Loved the paintings Doreen . A glimpse into a world fast disappearing. Such beauty captured in urban landscapes with commentary. Great .
Love these – especially the ones of Forest Gate.
Fabulous work as always Doreen, and a fantastic record of a fast disappearing world.
And the night time paintings are extra special. The one of the garage reminds me of a journey my mother and I made to see my father who was in a nursing home in Norfolk. We had gone to spend what would be his last Christmas Day with him and it hadn’t occurred to me that the petrol stations would be shut on that one day. And so we were driving home on empty going by many closed forecourts and my mum was getting more and more twitchy when suddenly out of the darkness a lit petrol station appeared in the distance… at the same moment as the Hallelujah chorus was playing on the radio. Hallelujah indeed!
The night-time views especially the Beckton fox painting make me wonder if the artist has thought about painting more 1960s buildings.
Slightly down at heel modernism is something I grew up with and feel comfortable in. Yes, a minority taste!
Doreen:
You need to look at Walthamstow Wood St ?

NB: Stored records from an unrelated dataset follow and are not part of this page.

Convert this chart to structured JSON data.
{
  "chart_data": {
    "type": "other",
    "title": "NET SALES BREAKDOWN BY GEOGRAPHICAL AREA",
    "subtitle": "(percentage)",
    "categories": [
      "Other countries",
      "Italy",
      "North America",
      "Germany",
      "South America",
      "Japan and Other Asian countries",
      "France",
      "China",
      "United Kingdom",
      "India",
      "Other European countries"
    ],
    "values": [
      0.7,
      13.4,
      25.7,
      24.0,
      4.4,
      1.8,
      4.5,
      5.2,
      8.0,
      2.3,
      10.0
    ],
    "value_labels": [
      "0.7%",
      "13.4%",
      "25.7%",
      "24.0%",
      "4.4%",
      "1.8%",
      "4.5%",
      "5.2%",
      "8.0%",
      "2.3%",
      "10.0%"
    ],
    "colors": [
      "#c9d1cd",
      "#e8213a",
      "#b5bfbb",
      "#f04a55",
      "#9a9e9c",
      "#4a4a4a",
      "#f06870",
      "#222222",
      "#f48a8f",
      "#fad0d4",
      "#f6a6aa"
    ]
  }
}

https://goo.gl/maps/K88CHHrjnYCB19REA
??
I love these night paintings especially Becton Fox, that magic hour when day and night merge and create something mysterious.
These are fabulous I have her book and like many have said her work is very much Edward Hopper homage,
may she continue to turn out these beautiful works, there is so much crap generated today it’s always and immense pleasure to see work of this superb quality
Thank-you for this latest body of work, Doreen . Congratulations! I love them!
Such beautifully detailed, evocative paintings by Doreen. I totally get her comparison of the abandoned buildings on the A13 to the docklands areas, once the docks had closed…
Beautifully melancholic.
Lovely.
I love Doreen Fletcher’s work, and am honoured to have a book of her work. Such a talented artist, and one who has such feeling for social history and scenes fast disappearing. Interesting to learn more of Dagenham too. One of my little friends moved there in the 1950s as her father had a new job at the Ford factory there. I sadly never saw her again. Thank you Gentle Author for sharing this, and thank you Doreen for all your amazing paintings.